Saturday, October 27, 2007

Xslimmer and Leopard

We are getting a good number of enquiries about Xslimmer's current version with Leopard. As far as we now, it should work fine: we have tested it out with all developer betas and it did.

Developers did not get the Leopard final build before the general public, so we are now in the process to test it thoroughly with the commercial release to see if there are any new issues we should cope with, although they are not anticipated so far.

On the other hand, apps in Leopard may contain additional architectures with 64-bit versions of the binaries in addition to the usual 32-bit versions. We are now beta testing a new Xslimmer release that is optimized for this situation. Hopefully, it will be released in a few days.

7 comments:

Anonymous said...

Cool guys, just got Leopard and it's a big beast, can't wait for a new release and keep up the good work :)

Al said...

Hi, I recently read this somewhere;

"Apple has also added application signing. Apple, and any developer that wants to participate, can affix a digital signature to their applications. Digital signatures are valuable because they certify both where an application came from and, more importantly, that it hasn't been modified. If a bad guy tries to subvert a signed application on your system, the modified application will no longer match its signature, and Mac OS X won't allow it to launch."

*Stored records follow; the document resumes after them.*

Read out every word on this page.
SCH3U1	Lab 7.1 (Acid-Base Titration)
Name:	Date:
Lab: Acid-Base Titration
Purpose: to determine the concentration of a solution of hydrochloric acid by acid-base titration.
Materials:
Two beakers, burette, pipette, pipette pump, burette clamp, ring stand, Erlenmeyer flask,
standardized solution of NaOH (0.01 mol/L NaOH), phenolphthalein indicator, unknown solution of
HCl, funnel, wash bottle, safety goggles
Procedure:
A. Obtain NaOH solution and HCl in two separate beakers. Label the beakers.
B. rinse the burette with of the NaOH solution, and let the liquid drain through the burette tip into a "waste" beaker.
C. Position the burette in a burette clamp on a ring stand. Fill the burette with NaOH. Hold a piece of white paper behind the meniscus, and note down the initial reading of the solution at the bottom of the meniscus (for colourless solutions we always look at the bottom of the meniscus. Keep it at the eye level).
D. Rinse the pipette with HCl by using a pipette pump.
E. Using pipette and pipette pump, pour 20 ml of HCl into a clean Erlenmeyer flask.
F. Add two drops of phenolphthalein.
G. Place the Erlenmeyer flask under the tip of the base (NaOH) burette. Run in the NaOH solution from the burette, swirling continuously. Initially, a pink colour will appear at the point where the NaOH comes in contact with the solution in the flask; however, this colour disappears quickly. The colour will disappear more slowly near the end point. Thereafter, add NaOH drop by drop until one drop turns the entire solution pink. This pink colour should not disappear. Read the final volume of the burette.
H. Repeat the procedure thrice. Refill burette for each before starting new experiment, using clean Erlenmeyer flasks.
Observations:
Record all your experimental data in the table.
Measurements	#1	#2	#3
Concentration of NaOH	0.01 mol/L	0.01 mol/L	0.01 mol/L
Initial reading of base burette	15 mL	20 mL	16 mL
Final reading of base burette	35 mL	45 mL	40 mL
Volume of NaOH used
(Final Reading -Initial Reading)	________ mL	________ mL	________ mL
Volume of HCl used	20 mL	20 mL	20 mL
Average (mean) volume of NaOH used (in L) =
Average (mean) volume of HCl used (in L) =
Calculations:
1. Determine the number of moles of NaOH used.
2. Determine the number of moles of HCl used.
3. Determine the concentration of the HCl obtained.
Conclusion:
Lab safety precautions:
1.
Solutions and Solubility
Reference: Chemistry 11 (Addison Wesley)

Is this going to be a problem for XSlimmer in the future when apps started getting digital signitures in Leopard?

Anonymous said...

Uh oh.

Does this mean that running Xslimmer on My leopard install removed the 64 bit versions of these apps?

Pedro said...

@anonymous

Most Apple and third party apps are still compiled as 32-bit Universal Binaries. In the Leopard distribution, the only 64-bit enabled application we have found so far is Chess.

Even though all system frameworks and libraries are 64-bit enabled, they are not modified by any version of Xslimmer in order to avoid problems that may arise when modifying lower-level components.

We are currently beta-testing the updated Xslimmer version we prepared after having installed the final Leopard release. It includes changes in the core slimming algorithm that we need to ensure are compatible with Panther, Tiger, Leopard; running on 32- and 64-bit PowerPC and Intel machines. Everything is looking good so far, but please bear with us a few days more!

Anonymous said...

Arriba! Xslimmer es de las mejores apps que he tenido instaladas en mi mac! Esperaremos ansiosos la nueva version, compatible con los binarios 64bits y con soporte total a Leopard.

Un saludo desde Barcelona :)

Anonymous said...

Great program, I used xslimmer a few days ago on leopard with no probs at all, But have i stripped all the apps down to 32bit :(

Jorge said...

@anonymous

Xslimmer might have removed the 64-bit code from your Chess.app; however, that is the only application we've found in the Leopard distribution that is compiled as a 64-bit Universal Binary. All your system frameworks, libraries and components are also 64-bit enabled, but Xslimmer should have not modified them in any fashion.

I'm very sorry you have experienced this problem. Developers were granted access to the commercial Leopard release at the same time as everybody else, so we had to defer the launch of a fully-compatible Leopard version until we had the opportunity to test it thoroughly in all sorts of machines running Panther, Tiger and Leopard, to ensure that the new code was reliable.

We have just released a 64-bit capable version tonight, but you seem to have run Xslimmer before that - otherwise, Activity Monitor would report Chess as a 64-bit application. If you did not configure Xslimmer to save backups, you could recover Chess using Pacifist from the Leopard disk.